От Кристофа отвернулись все: и те странные молодые католики, которые с особым рвением предавались чистке сапог и выполнению команды «смирно», а из своего стремления стать отличными солдатами Гитлера создали некую сентиментальную разновидность вероисповедания; и те идеалисты, у которых путаница в мыслях зажигала в глазах слишком яркое пламя служебного рвения; и те рядовые, кто считали себя и интеллектуалами, и верующими христианами, и бравыми солдатами; они были воплощением мешанины в мозгах многих молодых людей, с которыми Кристоф тем не менее общался по-братски, поскольку все они были детьми одной матери-церкви; но и те, кто смотрел на него полупрезрительно-полурастерянно, в душе считали его еретиком, поскольку были не способны понять великое значение свободы, ибо «любили мундир». Эти тоже отвернулись от него окончательно, когда узнали, что ту ночь он провел в объятиях актрисы. И восприняли присутствие Кристофа на воскресных службах, проводившихся тоже на манер военного праздника, как чистое кощунство; в их незамутненных сердцах Господь, вероятно, имел чин не меньше майора…
Однако великие законы свободы осуществляются, невзирая на брюзжание рабов…
Так что единственными людьми в рамках этого беспощадного армейского порядка, его единственными друзьями были те презираемые всеми, кого в этот якобы христианский век социология назвала асоциальными элементами. Иногда по вечерам, когда Кристофу, зажатому, как и они, в жесткие тиски дисциплины, удавалось немного поговорить с этими парнями, парадоксально объединявшими в себе простоту и авантюризм, ему казалось, что их высокое человеческое достоинство доказывается именно тем, что их отторгло это трусливое общество, молча сдавшееся на милость сатанинского государства; и грех этих великих апостолов свободы состоит, вероятно, лишь в том, что свободу они любят больше, чем дозволено Господом, возложившим на самого себя человеческое бремя…

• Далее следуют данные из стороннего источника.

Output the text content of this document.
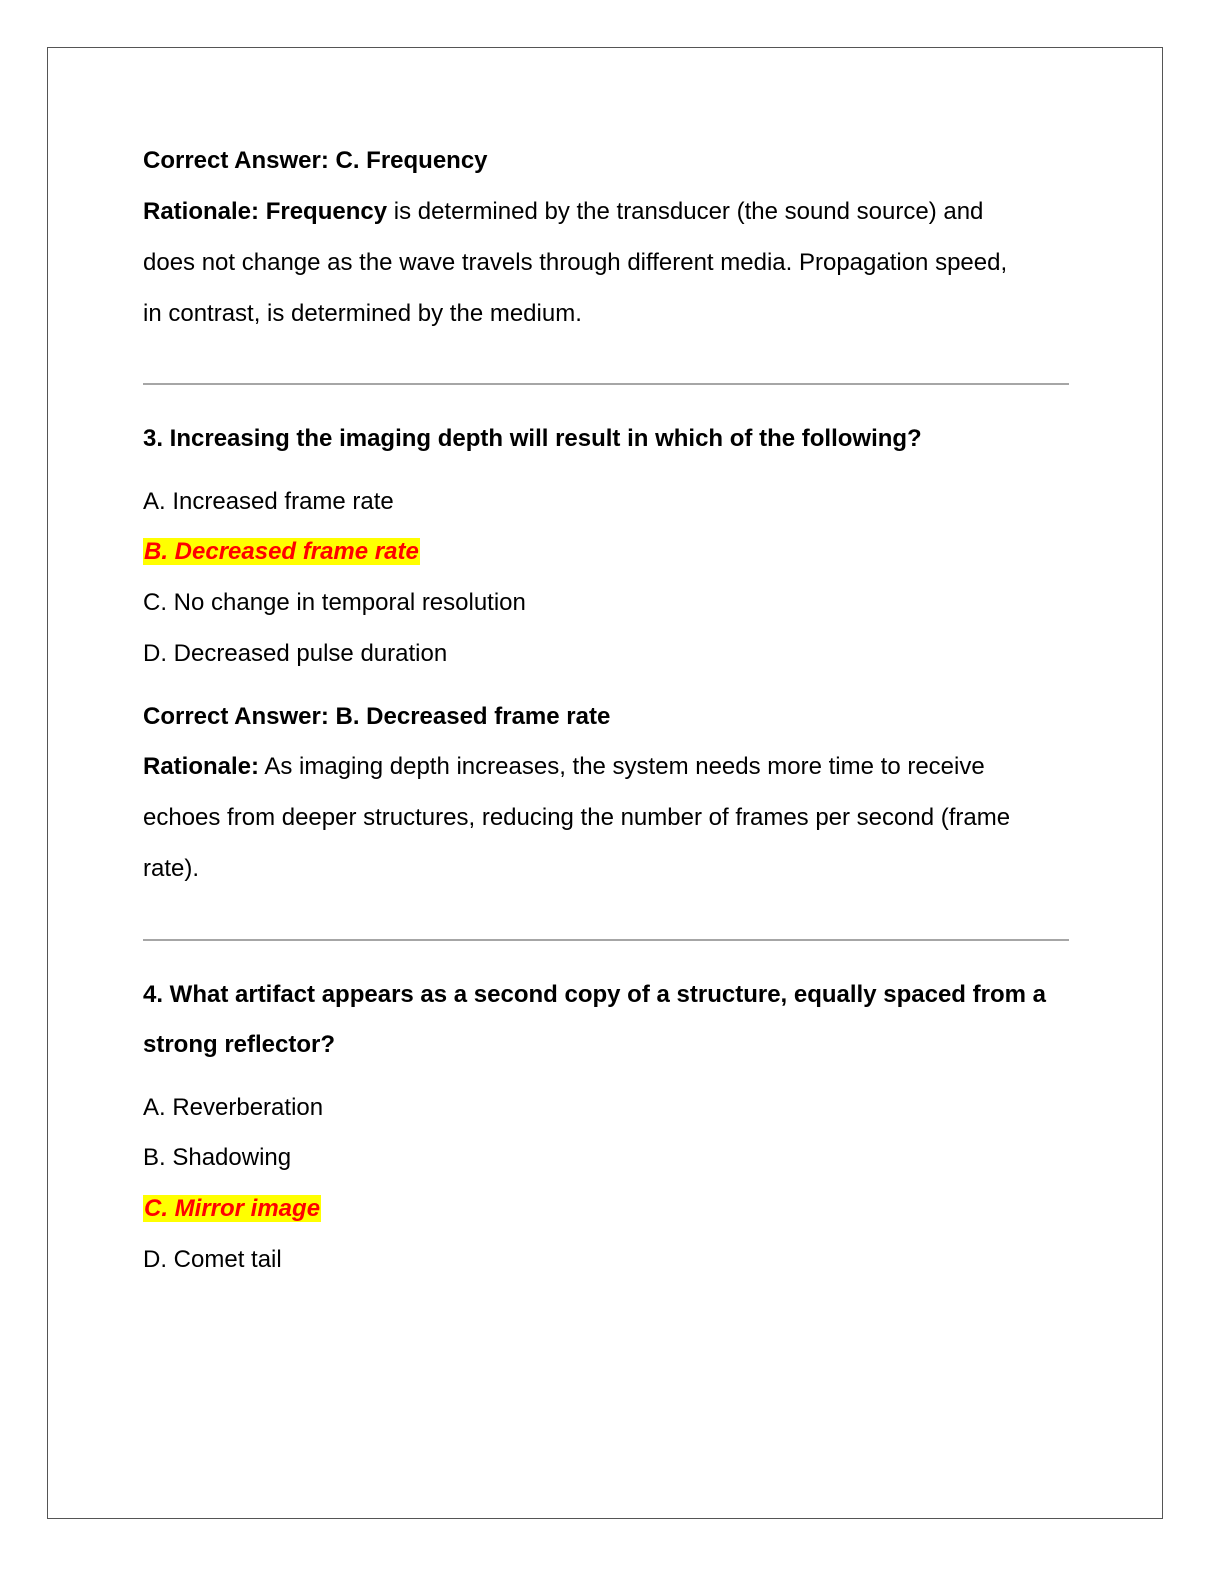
Correct Answer: C. Frequency
Rationale: Frequency is determined by the transducer (the sound source) and
does not change as the wave travels through different media. Propagation speed,
in contrast, is determined by the medium.
3. Increasing the imaging depth will result in which of the following?
A. Increased frame rate
B. Decreased frame rate
C. No change in temporal resolution
D. Decreased pulse duration
Correct Answer: B. Decreased frame rate
Rationale: As imaging depth increases, the system needs more time to receive
echoes from deeper structures, reducing the number of frames per second (frame
rate).
4. What artifact appears as a second copy of a structure, equally spaced from a
strong reflector?
A. Reverberation
B. Shadowing
C. Mirror image
D. Comet tail
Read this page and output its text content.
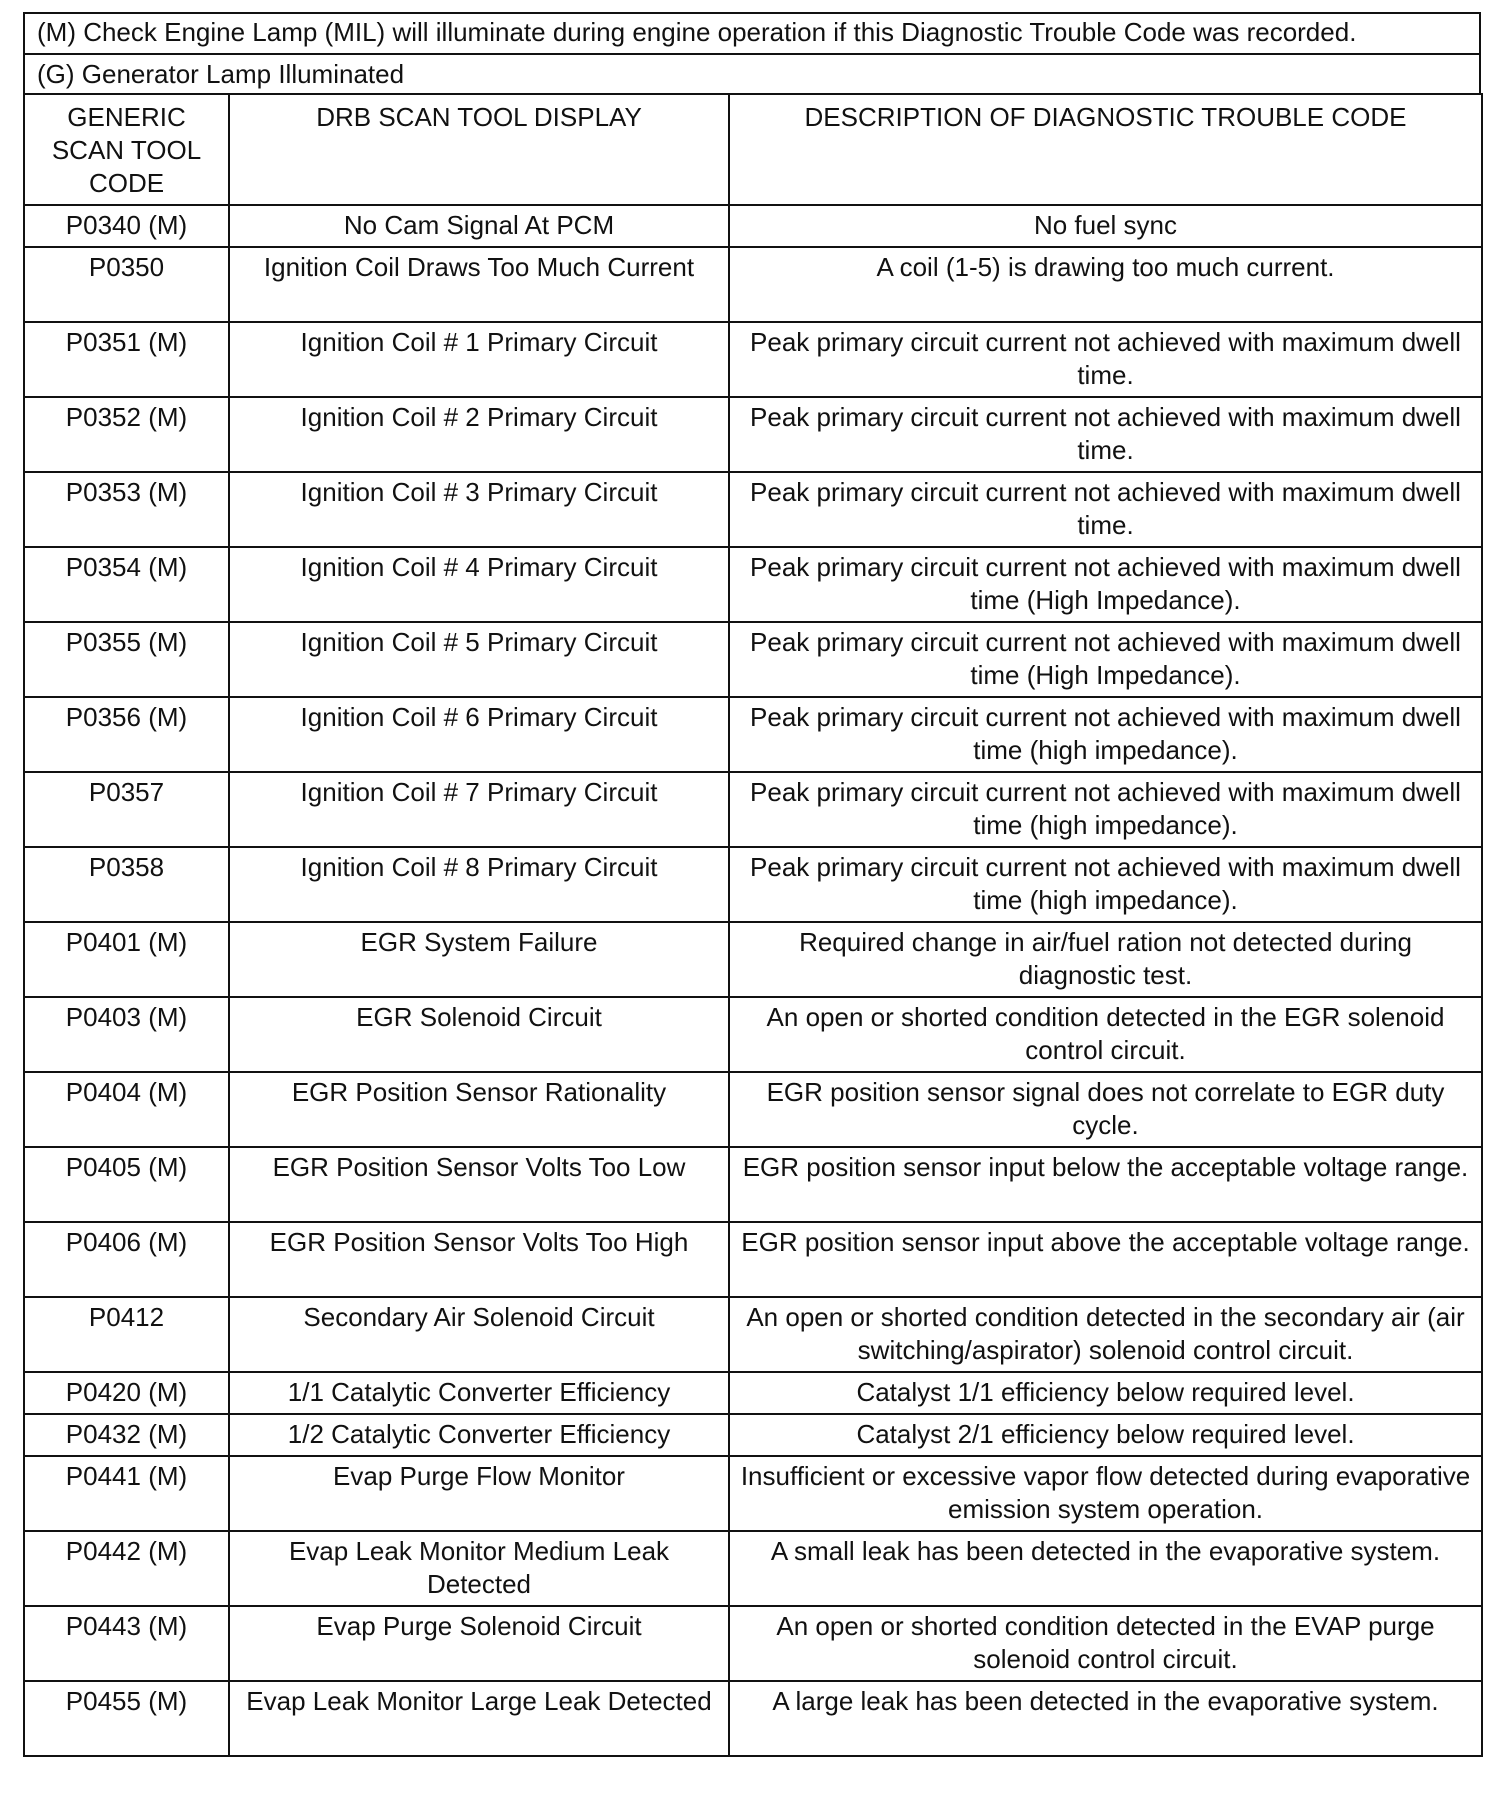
(M) Check Engine Lamp (MIL) will illuminate during engine operation if this Diagnostic Trouble Code was recorded.
(G) Generator Lamp Illuminated
GENERIC SCAN TOOL CODE	DRB SCAN TOOL DISPLAY	DESCRIPTION OF DIAGNOSTIC TROUBLE CODE
P0340 (M)	No Cam Signal At PCM	No fuel sync
P0350	Ignition Coil Draws Too Much Current	A coil (1-5) is drawing too much current.
P0351 (M)	Ignition Coil # 1 Primary Circuit	Peak primary circuit current not achieved with maximum dwell time.
P0352 (M)	Ignition Coil # 2 Primary Circuit	Peak primary circuit current not achieved with maximum dwell time.
P0353 (M)	Ignition Coil # 3 Primary Circuit	Peak primary circuit current not achieved with maximum dwell time.
P0354 (M)	Ignition Coil # 4 Primary Circuit	Peak primary circuit current not achieved with maximum dwell time (High Impedance).
P0355 (M)	Ignition Coil # 5 Primary Circuit	Peak primary circuit current not achieved with maximum dwell time (High Impedance).
P0356 (M)	Ignition Coil # 6 Primary Circuit	Peak primary circuit current not achieved with maximum dwell time (high impedance).
P0357	Ignition Coil # 7 Primary Circuit	Peak primary circuit current not achieved with maximum dwell time (high impedance).
P0358	Ignition Coil # 8 Primary Circuit	Peak primary circuit current not achieved with maximum dwell time (high impedance).
P0401 (M)	EGR System Failure	Required change in air/fuel ration not detected during diagnostic test.
P0403 (M)	EGR Solenoid Circuit	An open or shorted condition detected in the EGR solenoid control circuit.
P0404 (M)	EGR Position Sensor Rationality	EGR position sensor signal does not correlate to EGR duty cycle.
P0405 (M)	EGR Position Sensor Volts Too Low	EGR position sensor input below the acceptable voltage range.
P0406 (M)	EGR Position Sensor Volts Too High	EGR position sensor input above the acceptable voltage range.
P0412	Secondary Air Solenoid Circuit	An open or shorted condition detected in the secondary air (air switching/aspirator) solenoid control circuit.
P0420 (M)	1/1 Catalytic Converter Efficiency	Catalyst 1/1 efficiency below required level.
P0432 (M)	1/2 Catalytic Converter Efficiency	Catalyst 2/1 efficiency below required level.
P0441 (M)	Evap Purge Flow Monitor	Insufficient or excessive vapor flow detected during evaporative emission system operation.
P0442 (M)	Evap Leak Monitor Medium Leak Detected	A small leak has been detected in the evaporative system.
P0443 (M)	Evap Purge Solenoid Circuit	An open or shorted condition detected in the EVAP purge solenoid control circuit.
P0455 (M)	Evap Leak Monitor Large Leak Detected	A large leak has been detected in the evaporative system.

Итак, в полдень того дня, когда Кристоф, не испытывая никакого раскаяния, вернулся в свой загон, полк снялся с места…
Он впервые в жизни жил, спал и ехал в одном из недостойных человека грязных ящиков, рассчитанных на 8 лошадей или 40 живых людей, которые современная цивилизация, считающая себя выше всех предыдущих, называет вагонами; ему казалось, что этой жизнью на колесах для него начинается война…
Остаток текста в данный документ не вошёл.